His expression shifted from know-it-all to empathetic-skeptic. 

“I think it’s my dad,” I said. 

“Which one? The one under the tree, or the one with the shovel?” Carlos said.

“Both,” I said.

“I’ve never heard you mention your dad before,” he said.

“Neither have I,” I said.

And then we both repeated “Huh” back and forth 3 times, before folding the blanket up, placing it back on the top of the couch, starting the dishwasher, checking in on Esteban, who was still fast asleep, and heading to bed ourselves.

Later, in my dreams, I saw the man from the film, and I was scared. But I sat with him long enough that the fear subsided, and I asked him if he was my father. 

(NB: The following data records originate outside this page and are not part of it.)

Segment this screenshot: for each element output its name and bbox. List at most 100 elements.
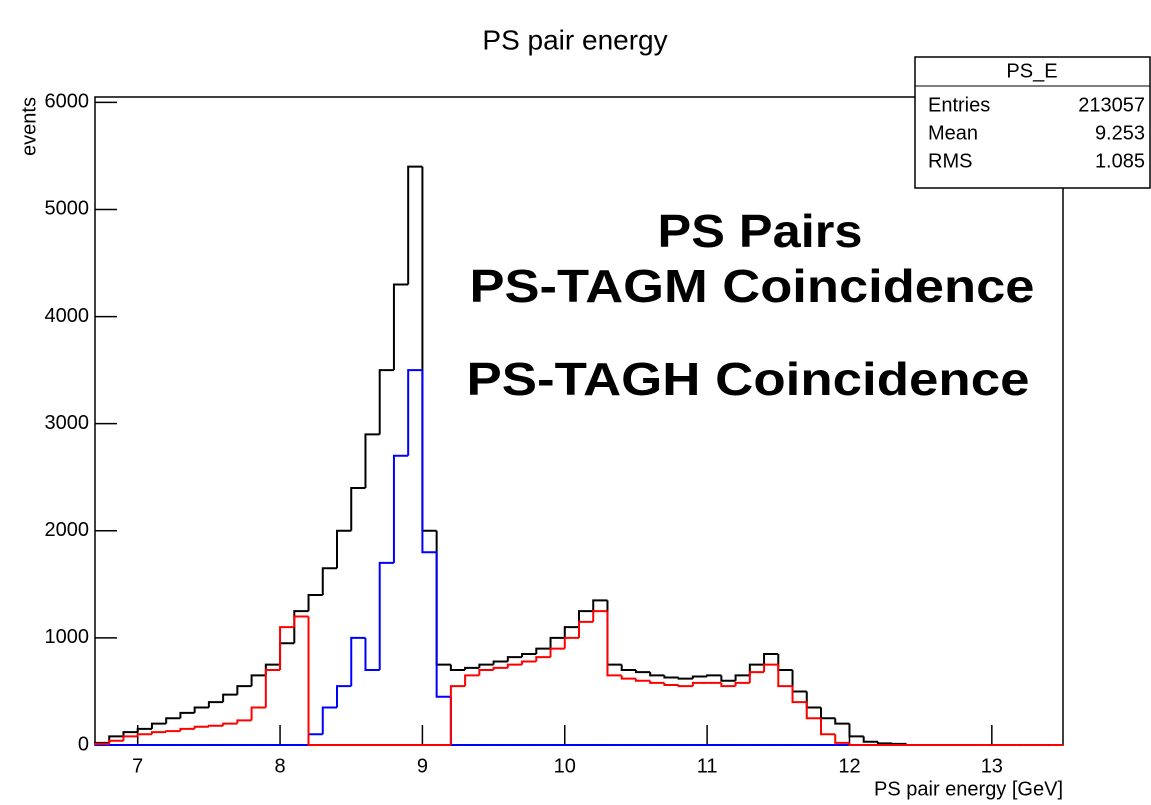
histogram-step [108,739,124,744]
legend-entry: PS-TAGH Coincidence [467,353,1030,405]
histogram-step [492,666,508,671]
stats-label: Entries [928,94,990,116]
histogram-step [464,674,480,687]
histogram-step [378,561,394,671]
histogram-step [136,727,152,733]
histogram-step [421,166,437,532]
histogram-step [392,283,409,371]
y-tick-label: 3000 [45,412,90,434]
histogram-step [136,733,152,737]
x-tick-label: 7 [132,755,143,777]
histogram-step [805,691,821,709]
histogram-step [364,637,380,672]
histogram-step [378,369,394,435]
histogram-step [407,165,423,285]
histogram-step [293,610,309,644]
histogram-step [264,669,281,708]
histogram-step [848,723,864,738]
histogram-step [321,706,337,735]
histogram-step [464,666,480,671]
histogram-step [663,675,679,679]
x-tick-label: 8 [274,755,285,777]
histogram-step [834,718,850,725]
histogram-step [663,682,679,687]
histogram-step [506,656,523,662]
histogram-step [535,647,551,654]
histogram-step [179,711,195,719]
histogram-step [236,685,252,695]
histogram-step [250,674,266,687]
chart-title: PS pair energy [482,24,667,55]
histogram-step [321,567,337,596]
histogram-step [364,433,380,488]
legend-entry: PS Pairs [658,205,863,257]
histogram-step [834,734,850,744]
histogram-step [649,680,665,684]
histogram-step [350,486,366,531]
x-tick-label: 12 [838,755,860,777]
y-tick-label: 1000 [45,626,90,648]
stats-label: RMS [928,150,972,172]
histogram-step [222,722,238,726]
histogram-step [307,616,323,746]
histogram-step [236,719,252,724]
histogram-step [350,636,366,687]
histogram-step [392,454,409,563]
histogram-step [720,675,736,682]
histogram-step [506,663,523,668]
histogram-step [620,675,636,680]
histogram-step [748,671,765,683]
histogram-step [179,727,195,732]
histogram-step [449,685,466,745]
histogram-step [777,664,793,688]
plot-frame [94,96,1064,746]
histogram-step [677,685,693,688]
histogram-step [677,677,693,680]
stats-title: PS_E [1006,60,1057,82]
histogram-step [763,652,779,665]
histogram-step [449,664,466,672]
histogram-step [250,706,266,721]
histogram-step [848,742,864,746]
histogram-step [193,706,209,713]
stats-value: 9.253 [1095,122,1145,144]
histogram-step [763,663,779,673]
histogram-step [449,696,466,746]
histogram-step [222,693,238,703]
histogram-step [122,735,138,741]
histogram-step [307,733,323,745]
histogram-step [563,636,579,649]
histogram-step [578,610,594,628]
y-tick-label: 6000 [45,91,90,113]
histogram-step [207,701,224,708]
histogram-step [649,672,665,677]
histogram-step [606,611,622,677]
histogram-step [521,652,537,658]
histogram-step [791,686,807,704]
histogram-step [492,660,508,665]
histogram-step [165,717,181,724]
histogram-step [734,681,750,687]
histogram-step [820,707,836,720]
histogram-step [805,702,821,720]
histogram-step [279,626,295,671]
histogram-step [207,724,224,727]
histogram-step [820,718,836,736]
x-tick-label: 10 [554,755,576,777]
histogram-step [862,736,878,743]
histogram-step [748,663,765,676]
histogram-step [720,682,736,688]
histogram-step [606,600,622,666]
histogram-step [307,594,323,612]
histogram-step [336,529,352,569]
histogram-step [549,636,565,649]
x-axis-label: PS pair energy [GeV] [874,778,1063,800]
histogram-step [279,642,295,665]
histogram-step [478,669,494,676]
histogram-step [293,615,309,628]
histogram-step [435,552,451,698]
histogram-step [876,741,893,745]
stats-box [914,56,1151,189]
y-axis-label: events [18,97,40,156]
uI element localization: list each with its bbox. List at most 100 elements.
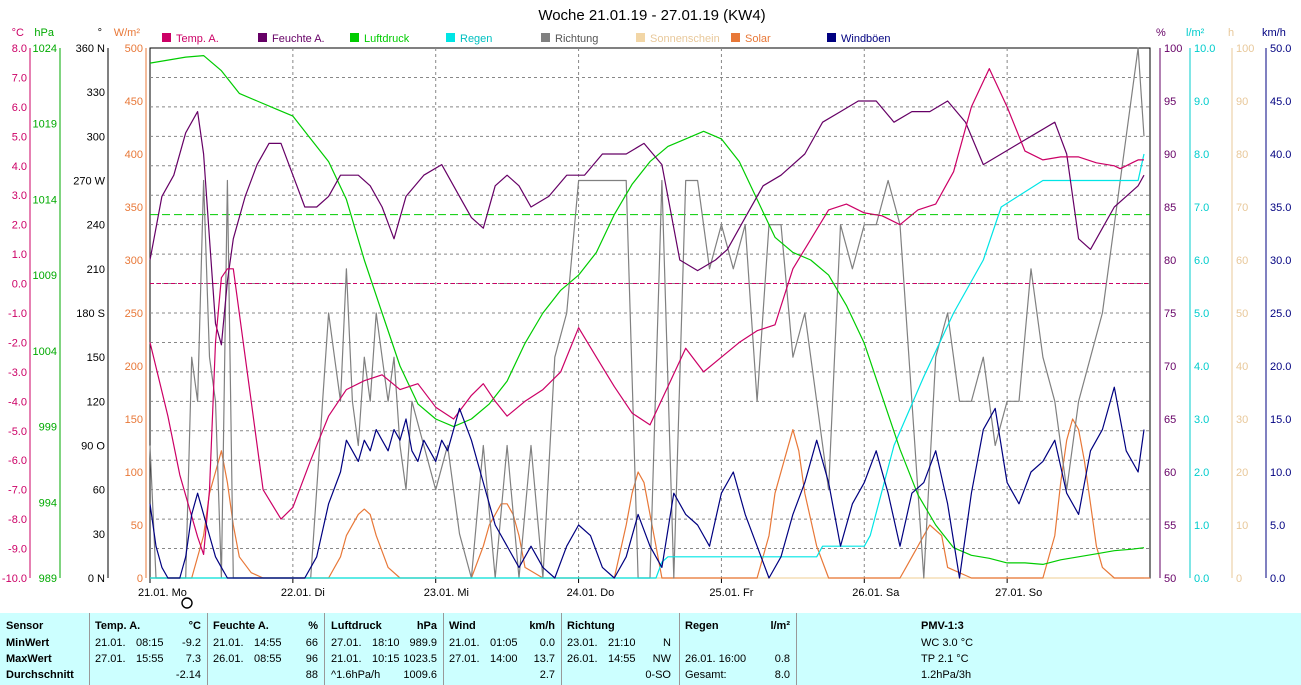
axis-right-tick: 90 <box>1164 149 1176 161</box>
stats-wind: Wind km/h 21.01. 01:05 0.0 27.01. 14:00 … <box>443 613 561 685</box>
stats-richtung-min-time: 21:10 <box>608 637 636 649</box>
legend-label: Solar <box>745 33 771 45</box>
stats-temp: Temp. A. °C 21.01. 08:15 -9.2 27.01. 15:… <box>89 613 207 685</box>
stats-richtung-min-value: N <box>663 637 671 649</box>
axis-left-tick: 60 <box>93 485 105 497</box>
stats-luftdruck-min-value: 989.9 <box>409 637 437 649</box>
legend-swatch <box>162 33 171 42</box>
stats-wind-header: Wind <box>449 620 476 632</box>
stats-luftdruck-max-time: 10:15 <box>372 653 400 665</box>
legend-label: Feuchte A. <box>272 33 325 45</box>
axis-right-unit: l/m² <box>1186 27 1205 39</box>
stats-feuchte-max-date: 26.01. <box>213 653 244 665</box>
axis-left-tick: -7.0 <box>8 485 27 497</box>
stats-temp-header: Temp. A. <box>95 620 141 632</box>
axis-left-tick: -1.0 <box>8 308 27 320</box>
axis-left-tick: 1.0 <box>12 249 27 261</box>
axis-right-tick: 8.0 <box>1194 149 1209 161</box>
axis-right-tick: 20 <box>1236 467 1248 479</box>
stats-richtung-min-date: 23.01. <box>567 637 598 649</box>
axis-left-tick: 6.0 <box>12 102 27 114</box>
stats-wind-max-value: 13.7 <box>533 653 555 665</box>
axis-left-tick: 300 <box>87 131 105 143</box>
stats-label-min: MinWert <box>6 637 50 649</box>
stats-regen-max-date: 26.01. 16:00 <box>685 653 747 665</box>
axis-left-unit: ° <box>98 27 102 39</box>
axis-left-tick: -10.0 <box>2 573 27 585</box>
stats-richtung-avg-value: 0-SO <box>645 669 671 681</box>
stats-feuchte-min-time: 14:55 <box>254 637 282 649</box>
axis-right-tick: 10.0 <box>1194 43 1215 55</box>
axis-left-tick: 8.0 <box>12 43 27 55</box>
axis-left-tick: 50 <box>131 520 143 532</box>
date-marker-icon <box>181 597 193 609</box>
axis-right-tick: 20.0 <box>1270 361 1291 373</box>
axis-left-tick: 150 <box>125 414 143 426</box>
stats-regen-max-value: 0.8 <box>774 653 790 665</box>
axis-left-tick: 994 <box>39 497 57 509</box>
axis-left-tick: 360 N <box>76 43 105 55</box>
axis-left-tick: 450 <box>125 96 143 108</box>
statistics-panel: Sensor MinWert MaxWert Durchschnitt Temp… <box>0 613 1301 685</box>
axis-left-tick: -8.0 <box>8 514 27 526</box>
axis-right-tick: 60 <box>1164 467 1176 479</box>
stats-feuchte-min-date: 21.01. <box>213 637 244 649</box>
axis-right-tick: 0.0 <box>1194 573 1209 585</box>
stats-luftdruck-header: Luftdruck <box>331 620 382 632</box>
legend-swatch <box>636 33 645 42</box>
axis-left-tick: 4.0 <box>12 161 27 173</box>
axis-left-tick: 2.0 <box>12 220 27 232</box>
axis-left-tick: 989 <box>39 573 57 585</box>
legend-label: Sonnenschein <box>650 33 720 45</box>
axis-right-tick: 4.0 <box>1194 361 1209 373</box>
stats-feuchte-max-time: 08:55 <box>254 653 282 665</box>
axis-right-tick: 95 <box>1164 96 1176 108</box>
axis-left-tick: -6.0 <box>8 455 27 467</box>
stats-label-avg: Durchschnitt <box>6 669 74 681</box>
stats-wind-max-time: 14:00 <box>490 653 518 665</box>
stats-temp-max-time: 15:55 <box>136 653 164 665</box>
stats-sensor: Sensor MinWert MaxWert Durchschnitt <box>0 613 88 685</box>
axis-right-tick: 30 <box>1236 414 1248 426</box>
axis-right-tick: 65 <box>1164 414 1176 426</box>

He began to speak, but the sound was slow to my ears. And before I could hear what he said he was gone, and so were his words, replaced by the bright morning sun and the gentle piano tune of my alarm. And here I am wondering how many ghosts there are in the world. Must be billions. Feels arrogant to assume that just because I see one, it has to be related to me.

Maybe I will meet him again. I’d like to ask him about the owls. I don’t think they’re supposed to sound like that.

Stay tuned next for my review of Lee Marvin’s tour-de-force performance as every single one of the von Trapp children in The Sound of Music, for which he also won the Academy Award for Best Musical Score.

And as always, good night, Night Vale. Good night.